Pablo Pantoja, the former head of Hispanic outreach with the Republican Party in Florida, says he will switch his party affiliation and register as a Democrat in an email circulated by members of the state's Democratic Party and published today in several Florida newspapers. Pantoja, who is of Puerto Rican descent and reportedly served as a National Guardsman in Iraq and Kuwait, cited "the culture of intolerance surrounding the Republican Party today" in his decision and said he was "taking a stand against it".

Pantoja also made what appears to be a reference to the conservative think tank the Heritage Foundation, which recently released a study asserting that immigration reform would cost the United States $6.3 trillion. One of the co-authors of the study was Jason Richwine, who was recently discovered to have written in a past dissertation "no one knows whether Hispanics will ever reach IQ parity with whites" - an assertion which Pantoja called "racist". Other conservative and libertarian think tanks such as the Cato Institute and Americans for Tax Reform have criticized the Heritage Foundation's study, while the American Action Forum released a study in April saying that an overhaul of immigration laws would reduce federal deficits by as much as $2.5 trillion.

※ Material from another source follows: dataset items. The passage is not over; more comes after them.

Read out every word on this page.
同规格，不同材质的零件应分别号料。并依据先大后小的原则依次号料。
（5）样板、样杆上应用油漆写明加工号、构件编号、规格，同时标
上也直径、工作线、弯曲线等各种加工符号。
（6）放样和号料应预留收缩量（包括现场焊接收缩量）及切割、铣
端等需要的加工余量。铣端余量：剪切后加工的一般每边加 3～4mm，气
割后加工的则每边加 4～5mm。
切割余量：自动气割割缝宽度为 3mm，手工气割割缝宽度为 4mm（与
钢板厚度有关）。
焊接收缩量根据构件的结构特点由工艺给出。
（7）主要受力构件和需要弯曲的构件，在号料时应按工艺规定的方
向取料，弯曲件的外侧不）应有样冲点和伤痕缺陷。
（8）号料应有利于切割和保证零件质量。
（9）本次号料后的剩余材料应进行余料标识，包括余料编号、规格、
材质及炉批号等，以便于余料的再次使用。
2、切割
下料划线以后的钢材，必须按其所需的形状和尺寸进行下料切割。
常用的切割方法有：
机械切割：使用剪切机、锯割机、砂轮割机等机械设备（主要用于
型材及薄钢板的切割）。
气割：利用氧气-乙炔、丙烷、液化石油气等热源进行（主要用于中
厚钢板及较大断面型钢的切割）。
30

The Heritage Foundation has distanced itself from Richwine's IQ comment. But Pantoja says that other studies on immigration suffer from what he calls "eugenics-based innuendo".

"Although I was born an American citizen, I feel that my experience, and that of many from Puerto Rico, is intertwined with those who are referred to as illegal," wrote Pantoja in his email. "My grandfather served in an all-Puerto Rican segregated Army unit, the 65thInfantry Regiment. He then helped, along my grandmother, shatter glass ceilings for Puerto Rican women raising my aunt to become the first Puerto Rican woman astronomer with a PhD in astrophysics (an IQ of a genius as far as I'm concerned). Puerto Ricans, as many other Americans still today have to face issues of discrimination in voting and civil rights."

Pantoja also wrote that he would be making a "modest contribution" to the ACLU for their work in protecting the rights of immigrants.

The former head of Florida Hispanic outreach quit his post last August. He continues to work as a coordinator at the Libre Initiative, which describes itself as "an organization for economic freedom".